During the exercise, R-73 air-to-air guided missiles were launched and hit the designed target, an Irkut statement said today.
"The successful launches of missiles from the Yak-130 combat-trainer means an increase in air defence capabilities and an efficient execution of tasks through the use of the unique capabilities of the Yak-130," said Boris Budaev, Deputy Commander of the Belarus Air Force and Air defense Armament in an interview with a TV channel, VoenTV Belarus, the statement said.
The first batch of combat training aircraft Yak-130 was handed over by Irkut corporation Russian Belarusian military in April 2015.
During MAKS-2015 the Ministry of Defense of the Republic of Belarus and the Irkut Corporation Irkut signed a contract for the delivery of a new batch of combat training aircraft Yak-130.
According to published information, the R-73 is an infrared homing (heat-seeking) missile.
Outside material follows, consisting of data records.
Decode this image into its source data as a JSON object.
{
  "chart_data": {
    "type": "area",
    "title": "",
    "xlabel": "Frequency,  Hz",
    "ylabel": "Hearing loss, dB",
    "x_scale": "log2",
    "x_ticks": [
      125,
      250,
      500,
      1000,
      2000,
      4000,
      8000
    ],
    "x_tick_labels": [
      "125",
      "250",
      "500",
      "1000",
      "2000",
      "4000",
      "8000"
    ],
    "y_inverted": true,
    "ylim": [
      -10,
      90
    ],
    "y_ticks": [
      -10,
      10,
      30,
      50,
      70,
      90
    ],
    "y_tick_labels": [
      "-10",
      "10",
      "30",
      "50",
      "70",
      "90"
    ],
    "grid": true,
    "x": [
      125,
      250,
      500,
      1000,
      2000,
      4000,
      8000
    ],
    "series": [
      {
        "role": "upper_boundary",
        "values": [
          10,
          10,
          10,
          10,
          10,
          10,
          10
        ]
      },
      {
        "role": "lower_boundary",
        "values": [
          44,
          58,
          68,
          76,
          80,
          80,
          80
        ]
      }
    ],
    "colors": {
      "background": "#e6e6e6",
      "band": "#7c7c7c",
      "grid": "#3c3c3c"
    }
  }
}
It can be targeted by a helmet-mounted sight allowing pilots to designate targets by looking at them. Minimum engagement range is about 300 meters, with maximum aerodynamic range of nearly 30 km at altitude. The weapon is used by the MiG-29, MiG-31, Su-27, Su-34 and Su-35 aircraft. It can also be carried by Russian attack helicopters, including the Mil Mi-24, Mil Mi-28, and Kamov Ka-50/52.
The R-73 is believed to have prompted the development of a number of western air-to-air missiles including the ASRAAM, IRIS-T, MICA IR, Python IV and the latest Sidewinder variant, the AIM-9X which entered squadron service in 2003.